Appellant acknowledges and attempts to distinguish the more factually similar case of Moss v. State, 850 S.W.2d 788 (Tex.App.-Houston [14th Dist.] 1993, pet. ref'd). Moss involved a controlled buy conducted by an informant acting for police. When officers attempted to arrest Moss, he ran into an apartment, removed his outer clothing and escaped through a window. Id. at 791. After Moss was found and arrested, police retrieved the clothing from outside the apartment window. They found crack cocaine in a pocket of the pants. Id. When the pants were offered to Moss at the jail he took them and put them on "without complaint." Id.
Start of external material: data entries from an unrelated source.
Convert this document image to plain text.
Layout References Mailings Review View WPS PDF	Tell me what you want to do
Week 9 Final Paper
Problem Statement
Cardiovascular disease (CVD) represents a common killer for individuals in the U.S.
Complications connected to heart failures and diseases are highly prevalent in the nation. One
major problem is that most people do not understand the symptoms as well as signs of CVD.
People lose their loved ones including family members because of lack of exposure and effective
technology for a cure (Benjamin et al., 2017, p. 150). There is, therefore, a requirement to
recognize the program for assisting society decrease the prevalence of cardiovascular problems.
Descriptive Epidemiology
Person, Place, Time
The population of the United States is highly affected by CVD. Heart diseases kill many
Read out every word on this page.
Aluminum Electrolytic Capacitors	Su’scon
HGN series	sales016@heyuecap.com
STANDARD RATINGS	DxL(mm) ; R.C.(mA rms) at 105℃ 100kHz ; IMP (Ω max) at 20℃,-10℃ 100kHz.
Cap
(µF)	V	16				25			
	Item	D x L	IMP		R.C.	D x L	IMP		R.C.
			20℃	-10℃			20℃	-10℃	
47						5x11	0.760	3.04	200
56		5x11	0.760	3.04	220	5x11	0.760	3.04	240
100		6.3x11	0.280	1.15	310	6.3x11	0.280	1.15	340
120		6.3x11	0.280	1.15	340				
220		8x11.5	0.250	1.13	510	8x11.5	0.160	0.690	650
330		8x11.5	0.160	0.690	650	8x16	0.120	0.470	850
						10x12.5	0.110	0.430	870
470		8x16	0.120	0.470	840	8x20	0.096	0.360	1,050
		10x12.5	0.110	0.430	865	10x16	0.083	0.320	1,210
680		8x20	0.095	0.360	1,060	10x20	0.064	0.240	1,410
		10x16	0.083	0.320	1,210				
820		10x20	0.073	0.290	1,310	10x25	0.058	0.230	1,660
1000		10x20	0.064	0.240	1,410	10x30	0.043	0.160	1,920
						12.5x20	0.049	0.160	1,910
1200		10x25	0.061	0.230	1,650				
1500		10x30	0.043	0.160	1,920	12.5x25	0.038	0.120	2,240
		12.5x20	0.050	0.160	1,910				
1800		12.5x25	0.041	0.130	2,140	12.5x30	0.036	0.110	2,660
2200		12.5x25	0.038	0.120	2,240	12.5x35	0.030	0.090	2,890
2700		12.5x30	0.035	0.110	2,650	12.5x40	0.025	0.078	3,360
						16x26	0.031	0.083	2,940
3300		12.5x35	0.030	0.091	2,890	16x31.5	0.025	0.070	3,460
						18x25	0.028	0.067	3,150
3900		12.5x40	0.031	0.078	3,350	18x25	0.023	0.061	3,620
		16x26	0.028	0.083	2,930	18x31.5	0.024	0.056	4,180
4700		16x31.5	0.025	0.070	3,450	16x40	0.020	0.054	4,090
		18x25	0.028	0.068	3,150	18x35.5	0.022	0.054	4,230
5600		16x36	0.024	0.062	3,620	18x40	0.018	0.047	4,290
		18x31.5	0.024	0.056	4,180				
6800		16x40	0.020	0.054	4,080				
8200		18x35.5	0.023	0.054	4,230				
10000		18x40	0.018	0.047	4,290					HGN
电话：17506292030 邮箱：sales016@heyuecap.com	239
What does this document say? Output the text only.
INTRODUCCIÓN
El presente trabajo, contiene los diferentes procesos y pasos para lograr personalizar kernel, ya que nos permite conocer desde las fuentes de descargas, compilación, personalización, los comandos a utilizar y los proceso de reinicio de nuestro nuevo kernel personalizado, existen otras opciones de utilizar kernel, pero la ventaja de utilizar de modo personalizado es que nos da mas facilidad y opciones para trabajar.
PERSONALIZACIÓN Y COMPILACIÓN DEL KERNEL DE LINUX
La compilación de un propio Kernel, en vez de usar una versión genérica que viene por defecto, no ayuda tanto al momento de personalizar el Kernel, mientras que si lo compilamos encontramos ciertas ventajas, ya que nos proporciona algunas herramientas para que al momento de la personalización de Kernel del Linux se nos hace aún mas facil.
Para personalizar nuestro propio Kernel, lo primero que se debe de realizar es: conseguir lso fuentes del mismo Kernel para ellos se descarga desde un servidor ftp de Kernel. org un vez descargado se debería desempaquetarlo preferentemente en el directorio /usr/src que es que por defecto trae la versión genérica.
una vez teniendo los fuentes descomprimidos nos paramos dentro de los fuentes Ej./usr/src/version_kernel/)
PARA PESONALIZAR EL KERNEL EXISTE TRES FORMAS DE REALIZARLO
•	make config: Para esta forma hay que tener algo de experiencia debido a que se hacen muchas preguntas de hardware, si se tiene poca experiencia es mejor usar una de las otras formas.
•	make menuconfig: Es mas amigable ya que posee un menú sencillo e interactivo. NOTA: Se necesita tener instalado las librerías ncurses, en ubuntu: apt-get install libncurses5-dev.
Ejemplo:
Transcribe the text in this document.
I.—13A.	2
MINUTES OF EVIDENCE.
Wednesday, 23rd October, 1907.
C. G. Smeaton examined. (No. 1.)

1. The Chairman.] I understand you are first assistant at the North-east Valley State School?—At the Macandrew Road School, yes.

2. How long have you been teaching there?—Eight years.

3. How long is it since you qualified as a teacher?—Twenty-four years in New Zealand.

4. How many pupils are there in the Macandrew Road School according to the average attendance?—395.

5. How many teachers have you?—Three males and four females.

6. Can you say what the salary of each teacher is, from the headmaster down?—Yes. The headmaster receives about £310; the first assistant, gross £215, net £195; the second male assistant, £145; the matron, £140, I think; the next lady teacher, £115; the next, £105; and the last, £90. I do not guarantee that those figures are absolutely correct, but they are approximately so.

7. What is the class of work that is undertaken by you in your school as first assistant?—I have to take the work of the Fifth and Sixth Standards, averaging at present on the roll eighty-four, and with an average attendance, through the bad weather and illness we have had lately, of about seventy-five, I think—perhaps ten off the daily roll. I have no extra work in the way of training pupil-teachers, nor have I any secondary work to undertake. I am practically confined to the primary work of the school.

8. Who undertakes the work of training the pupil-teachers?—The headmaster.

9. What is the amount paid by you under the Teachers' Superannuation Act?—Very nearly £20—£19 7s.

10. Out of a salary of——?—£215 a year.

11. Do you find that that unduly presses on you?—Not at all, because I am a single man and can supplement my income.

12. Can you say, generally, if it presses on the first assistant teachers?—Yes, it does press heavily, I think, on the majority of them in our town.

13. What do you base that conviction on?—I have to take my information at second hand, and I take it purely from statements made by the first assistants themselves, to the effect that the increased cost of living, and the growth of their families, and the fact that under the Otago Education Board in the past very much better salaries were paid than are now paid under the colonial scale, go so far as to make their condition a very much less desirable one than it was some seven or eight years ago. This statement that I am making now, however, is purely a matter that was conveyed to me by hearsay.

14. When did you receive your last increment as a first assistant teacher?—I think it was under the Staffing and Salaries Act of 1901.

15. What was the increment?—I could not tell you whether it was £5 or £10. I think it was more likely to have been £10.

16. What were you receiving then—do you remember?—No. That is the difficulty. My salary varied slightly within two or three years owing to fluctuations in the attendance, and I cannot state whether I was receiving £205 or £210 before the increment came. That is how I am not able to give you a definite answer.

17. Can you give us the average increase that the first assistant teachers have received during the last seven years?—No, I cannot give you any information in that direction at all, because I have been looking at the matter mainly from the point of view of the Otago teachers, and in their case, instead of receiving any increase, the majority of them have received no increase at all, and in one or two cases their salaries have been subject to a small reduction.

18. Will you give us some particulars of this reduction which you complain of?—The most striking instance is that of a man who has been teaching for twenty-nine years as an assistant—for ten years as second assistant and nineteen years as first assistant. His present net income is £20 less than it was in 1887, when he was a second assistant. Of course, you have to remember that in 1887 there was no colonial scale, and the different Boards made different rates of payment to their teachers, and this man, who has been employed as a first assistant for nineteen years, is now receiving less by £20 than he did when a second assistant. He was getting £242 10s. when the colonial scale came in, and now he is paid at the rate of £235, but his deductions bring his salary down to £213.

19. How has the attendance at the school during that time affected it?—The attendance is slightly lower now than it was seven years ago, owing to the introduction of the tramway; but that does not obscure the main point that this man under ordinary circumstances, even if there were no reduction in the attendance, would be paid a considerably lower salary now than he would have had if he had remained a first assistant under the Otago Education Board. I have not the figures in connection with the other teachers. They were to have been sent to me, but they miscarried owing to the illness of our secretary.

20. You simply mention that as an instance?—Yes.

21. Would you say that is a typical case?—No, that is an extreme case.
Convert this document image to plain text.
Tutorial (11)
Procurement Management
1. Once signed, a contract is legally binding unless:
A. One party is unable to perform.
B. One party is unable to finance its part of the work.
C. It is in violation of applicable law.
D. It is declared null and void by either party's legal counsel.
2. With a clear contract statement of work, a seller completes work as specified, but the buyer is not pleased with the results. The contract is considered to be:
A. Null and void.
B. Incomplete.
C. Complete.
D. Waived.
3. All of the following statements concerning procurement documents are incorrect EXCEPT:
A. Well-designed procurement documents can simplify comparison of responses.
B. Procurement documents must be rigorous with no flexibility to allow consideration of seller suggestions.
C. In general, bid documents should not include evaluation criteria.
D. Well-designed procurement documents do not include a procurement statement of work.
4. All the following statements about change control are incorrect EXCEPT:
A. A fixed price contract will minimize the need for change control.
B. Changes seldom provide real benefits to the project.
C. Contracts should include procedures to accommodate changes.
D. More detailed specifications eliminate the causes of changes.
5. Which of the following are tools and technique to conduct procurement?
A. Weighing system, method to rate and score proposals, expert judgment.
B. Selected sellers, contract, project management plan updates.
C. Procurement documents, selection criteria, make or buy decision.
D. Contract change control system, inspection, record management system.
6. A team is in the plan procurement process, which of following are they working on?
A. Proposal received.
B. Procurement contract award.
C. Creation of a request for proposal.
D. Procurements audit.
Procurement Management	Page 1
Based in part on testimony of officers that they saw Moss wearing the clothes found outside the window, the court found the evidence sufficient to sustain the conviction. Id. at 794. Appellant attempts to distinguish Moss on the basis that no one saw him wearing the clothes before his encounter with the police. Appellant's admission the clothing was his provides equal, if not greater, connection to the clothing than was present in Moss, especially when augmented with the presence of appellant's driver's license in the pants pocket.

Some of the facts of Bucklin v. State, 634 S.W.2d 44 (Tex.App.-Beaumont 1982, no pet.), are similar to those presented here. In Bucklin officers executing a search warrant found Bucklin and a woman in the house. On the bed of the master bedroom officers found a pair of pants containing $1,415 cash in one pocket and Bucklin's driver's license and methamphetamine in another pocket. Id. 45. Before leaving for the jail, Bucklin asked to put on some clothes. He retrieved and put on the pants officers found on the bed. Id. at 46. The court of appeals rejected Bucklin's sufficiency challenge, citing the presence of his driver's license in the pants, his selection of those pants to wear to jail, and evidence he lived at the house. Id. at 47. Here, as in Bucklin, the officers did not see the defendant wearing the clothing before arresting him. In both cases the defendant's identification was in the same garment as the contraband.